Resample('W') weird results


I have a pandas DataFrame containing daily dates, and within this DataFrame, some dates are missing. I aim to generate a new time series that includes only the last day of each week from that DataFrame. For instance, if there are only Wednesday and Thursday entries for a specific week, the resulting time series should retain only the Thursday data point for that week.

For example I tried the following:

import pandas as pd
import numpy as np

# Create a sample time series with date index
#SUNDAY, MONDAY, TUESDAY, WED, THURSDAY
date_list = ['2023-10-01', '2023-10-02', '2023-10-03', '2023-10-04', '2023-10-05']

# Convert the date list to a pandas datetime index
date_rng = pd.to_datetime(date_list)

data = np.random.rand(len(date_rng))
time_series = pd.Series(data, index=date_rng)


# Resample the time series to weekly frequency and select the last observation for each week
weekly_last = time_series.resample('W').last()

weekly_last['Day of the Week'] = weekly_last.index.day_name()

# Print the result
print(weekly_last)

which prints: ['SUNDAY', 'SUNDAY'] whereas it should print ['SUNDAY', 'THURSDAY']

So I don't really know how to achieve what I want? Thank you very much for your help


Solution

  • You can use the isocalendar() method to get the week of the year, and then group on that:

    df = pd.DataFrame({'date': date_rng, 'value': data})
    df['week'] = df['date'].dt.isocalendar().week
    grouped = df.groupby('week').last().set_index('date')
    weekly_last = grouped['value'].copy()
    

    Then you get the expected result:

    >>> weekly_last.index.day_name()
    Index(['Sunday', 'Thursday'], dtype='object', name='date')
    

    When you resample using 'W', you are grouping the data to every week, as you want. However, the assigned label on the index will be the corresponding Sunday. You can pick a different day anchor, but this doesn't help you. So you basically need to do the same grouping by keep your original dates as labels.

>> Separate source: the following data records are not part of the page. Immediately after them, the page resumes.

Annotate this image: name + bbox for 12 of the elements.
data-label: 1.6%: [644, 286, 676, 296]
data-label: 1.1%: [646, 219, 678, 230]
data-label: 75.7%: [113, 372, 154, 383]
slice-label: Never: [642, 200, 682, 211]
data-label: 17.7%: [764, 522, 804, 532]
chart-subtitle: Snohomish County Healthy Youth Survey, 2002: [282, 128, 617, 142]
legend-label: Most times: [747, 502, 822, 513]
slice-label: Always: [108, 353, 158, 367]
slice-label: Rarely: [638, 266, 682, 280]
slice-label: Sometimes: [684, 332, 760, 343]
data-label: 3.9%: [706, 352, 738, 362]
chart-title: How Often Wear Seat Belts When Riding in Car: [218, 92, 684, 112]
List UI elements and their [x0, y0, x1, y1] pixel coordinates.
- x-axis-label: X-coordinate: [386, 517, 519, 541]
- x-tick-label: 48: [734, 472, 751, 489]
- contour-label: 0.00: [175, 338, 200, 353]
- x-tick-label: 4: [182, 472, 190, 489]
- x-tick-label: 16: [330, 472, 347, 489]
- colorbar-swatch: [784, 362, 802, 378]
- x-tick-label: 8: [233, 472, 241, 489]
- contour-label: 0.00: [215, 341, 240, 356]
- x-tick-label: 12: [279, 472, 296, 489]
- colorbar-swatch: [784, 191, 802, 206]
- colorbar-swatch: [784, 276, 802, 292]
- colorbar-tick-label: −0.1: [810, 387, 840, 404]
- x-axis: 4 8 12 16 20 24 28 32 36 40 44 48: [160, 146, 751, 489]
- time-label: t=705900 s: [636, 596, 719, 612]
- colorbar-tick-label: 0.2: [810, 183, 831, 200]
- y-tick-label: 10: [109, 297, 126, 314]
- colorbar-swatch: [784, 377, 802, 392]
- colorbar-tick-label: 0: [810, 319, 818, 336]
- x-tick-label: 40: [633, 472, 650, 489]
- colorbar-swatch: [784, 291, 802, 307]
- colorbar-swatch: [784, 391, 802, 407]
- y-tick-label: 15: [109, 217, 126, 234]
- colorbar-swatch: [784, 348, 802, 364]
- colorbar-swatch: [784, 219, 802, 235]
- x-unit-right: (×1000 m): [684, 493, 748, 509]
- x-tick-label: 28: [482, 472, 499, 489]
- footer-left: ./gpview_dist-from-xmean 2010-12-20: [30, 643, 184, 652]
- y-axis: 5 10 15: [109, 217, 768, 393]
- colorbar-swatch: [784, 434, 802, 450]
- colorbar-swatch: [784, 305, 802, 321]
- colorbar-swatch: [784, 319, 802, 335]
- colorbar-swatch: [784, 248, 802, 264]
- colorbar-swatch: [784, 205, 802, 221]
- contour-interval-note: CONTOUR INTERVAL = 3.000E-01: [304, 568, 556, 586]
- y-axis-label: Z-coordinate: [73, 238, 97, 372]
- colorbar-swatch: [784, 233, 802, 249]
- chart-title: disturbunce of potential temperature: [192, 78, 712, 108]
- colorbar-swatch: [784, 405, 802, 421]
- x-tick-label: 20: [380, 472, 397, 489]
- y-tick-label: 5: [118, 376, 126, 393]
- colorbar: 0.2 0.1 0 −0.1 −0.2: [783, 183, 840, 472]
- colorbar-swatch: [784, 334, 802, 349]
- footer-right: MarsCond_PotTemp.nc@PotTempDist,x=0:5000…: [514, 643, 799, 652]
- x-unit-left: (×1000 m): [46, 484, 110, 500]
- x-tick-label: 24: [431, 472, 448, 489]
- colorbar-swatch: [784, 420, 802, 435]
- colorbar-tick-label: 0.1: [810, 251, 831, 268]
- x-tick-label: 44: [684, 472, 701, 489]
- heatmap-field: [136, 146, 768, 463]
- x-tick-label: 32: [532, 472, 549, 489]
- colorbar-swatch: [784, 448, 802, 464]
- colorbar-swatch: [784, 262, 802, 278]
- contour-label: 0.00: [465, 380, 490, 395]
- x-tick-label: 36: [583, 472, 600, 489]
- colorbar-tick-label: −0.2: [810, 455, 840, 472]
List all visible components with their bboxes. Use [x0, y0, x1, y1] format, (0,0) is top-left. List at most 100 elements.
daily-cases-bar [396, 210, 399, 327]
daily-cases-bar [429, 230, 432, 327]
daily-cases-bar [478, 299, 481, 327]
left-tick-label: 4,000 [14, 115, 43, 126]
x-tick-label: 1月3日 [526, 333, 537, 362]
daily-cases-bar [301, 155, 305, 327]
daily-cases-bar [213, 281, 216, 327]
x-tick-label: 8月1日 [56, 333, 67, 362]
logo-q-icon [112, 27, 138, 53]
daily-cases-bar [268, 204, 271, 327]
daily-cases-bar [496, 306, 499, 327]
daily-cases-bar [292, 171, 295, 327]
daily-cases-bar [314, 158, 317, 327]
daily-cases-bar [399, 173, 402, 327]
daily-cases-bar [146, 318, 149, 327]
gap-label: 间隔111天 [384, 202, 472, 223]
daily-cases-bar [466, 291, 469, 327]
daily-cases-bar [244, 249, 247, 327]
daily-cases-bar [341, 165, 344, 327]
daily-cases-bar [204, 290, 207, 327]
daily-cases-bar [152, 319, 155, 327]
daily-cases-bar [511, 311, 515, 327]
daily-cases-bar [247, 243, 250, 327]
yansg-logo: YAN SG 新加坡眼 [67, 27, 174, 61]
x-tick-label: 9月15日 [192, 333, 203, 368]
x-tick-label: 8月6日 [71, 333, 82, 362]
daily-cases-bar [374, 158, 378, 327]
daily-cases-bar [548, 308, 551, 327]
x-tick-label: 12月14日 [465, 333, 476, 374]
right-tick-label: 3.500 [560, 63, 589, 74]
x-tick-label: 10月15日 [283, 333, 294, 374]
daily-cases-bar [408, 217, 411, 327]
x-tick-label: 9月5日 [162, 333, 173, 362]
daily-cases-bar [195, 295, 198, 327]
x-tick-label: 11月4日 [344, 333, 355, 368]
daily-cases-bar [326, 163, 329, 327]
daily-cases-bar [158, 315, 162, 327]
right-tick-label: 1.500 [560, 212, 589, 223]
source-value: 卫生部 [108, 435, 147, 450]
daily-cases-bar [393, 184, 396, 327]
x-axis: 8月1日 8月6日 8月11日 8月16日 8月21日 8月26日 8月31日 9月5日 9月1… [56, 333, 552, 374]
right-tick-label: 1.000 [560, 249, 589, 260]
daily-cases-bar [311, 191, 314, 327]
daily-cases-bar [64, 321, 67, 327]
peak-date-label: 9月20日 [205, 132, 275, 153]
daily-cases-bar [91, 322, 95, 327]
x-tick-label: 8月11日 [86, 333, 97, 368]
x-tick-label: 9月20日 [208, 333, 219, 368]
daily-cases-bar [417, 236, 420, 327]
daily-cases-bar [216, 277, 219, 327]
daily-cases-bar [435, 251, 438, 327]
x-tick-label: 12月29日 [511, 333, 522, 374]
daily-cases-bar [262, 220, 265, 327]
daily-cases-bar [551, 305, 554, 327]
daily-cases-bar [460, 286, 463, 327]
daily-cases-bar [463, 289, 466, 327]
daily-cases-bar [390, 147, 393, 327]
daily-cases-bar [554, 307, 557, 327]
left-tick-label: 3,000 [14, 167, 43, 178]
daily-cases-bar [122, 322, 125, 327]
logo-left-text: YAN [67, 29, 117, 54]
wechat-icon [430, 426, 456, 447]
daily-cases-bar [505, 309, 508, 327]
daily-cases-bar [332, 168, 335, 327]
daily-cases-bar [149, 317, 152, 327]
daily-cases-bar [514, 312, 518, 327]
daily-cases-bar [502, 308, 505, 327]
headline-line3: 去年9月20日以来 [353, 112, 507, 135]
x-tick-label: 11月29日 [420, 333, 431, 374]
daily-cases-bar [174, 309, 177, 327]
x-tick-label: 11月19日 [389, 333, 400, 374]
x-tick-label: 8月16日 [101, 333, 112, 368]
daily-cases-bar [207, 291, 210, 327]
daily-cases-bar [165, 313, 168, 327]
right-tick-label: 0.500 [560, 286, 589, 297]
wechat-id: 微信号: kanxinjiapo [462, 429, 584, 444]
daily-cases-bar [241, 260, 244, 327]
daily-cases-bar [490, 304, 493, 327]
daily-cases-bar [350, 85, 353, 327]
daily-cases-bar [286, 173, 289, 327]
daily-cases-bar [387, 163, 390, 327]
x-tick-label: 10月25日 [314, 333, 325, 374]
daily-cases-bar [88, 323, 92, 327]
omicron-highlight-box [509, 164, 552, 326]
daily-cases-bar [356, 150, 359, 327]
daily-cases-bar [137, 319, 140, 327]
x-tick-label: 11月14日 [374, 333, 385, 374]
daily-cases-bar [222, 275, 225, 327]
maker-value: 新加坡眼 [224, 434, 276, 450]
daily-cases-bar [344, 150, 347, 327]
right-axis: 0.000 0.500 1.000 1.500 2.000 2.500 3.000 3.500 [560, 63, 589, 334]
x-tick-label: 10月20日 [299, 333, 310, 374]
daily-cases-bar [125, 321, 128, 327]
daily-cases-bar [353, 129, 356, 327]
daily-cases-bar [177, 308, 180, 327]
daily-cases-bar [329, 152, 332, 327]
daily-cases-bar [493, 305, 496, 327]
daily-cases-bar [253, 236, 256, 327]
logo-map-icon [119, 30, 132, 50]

    To do this, you can group on the numbered week of the year, take the last observation each week, and use that date for the index. This requires a few extra steps beyond one call to resample/groupby, because.

    A couple notes:

    • If you directly group on the week of the year (time_series.groupby(time_series.index.isocalendar().week).last(), you lose the dates and will only see the week of the year in the index. That's why I collect things in a dataframe - then the dates are preserved in their own column, and you can use set_index() to make them the index.
    • You currently can also use the weekofyear attribute to get the week of the year. But I get a deprecation warning when using this, and an instruction to use isocalendar().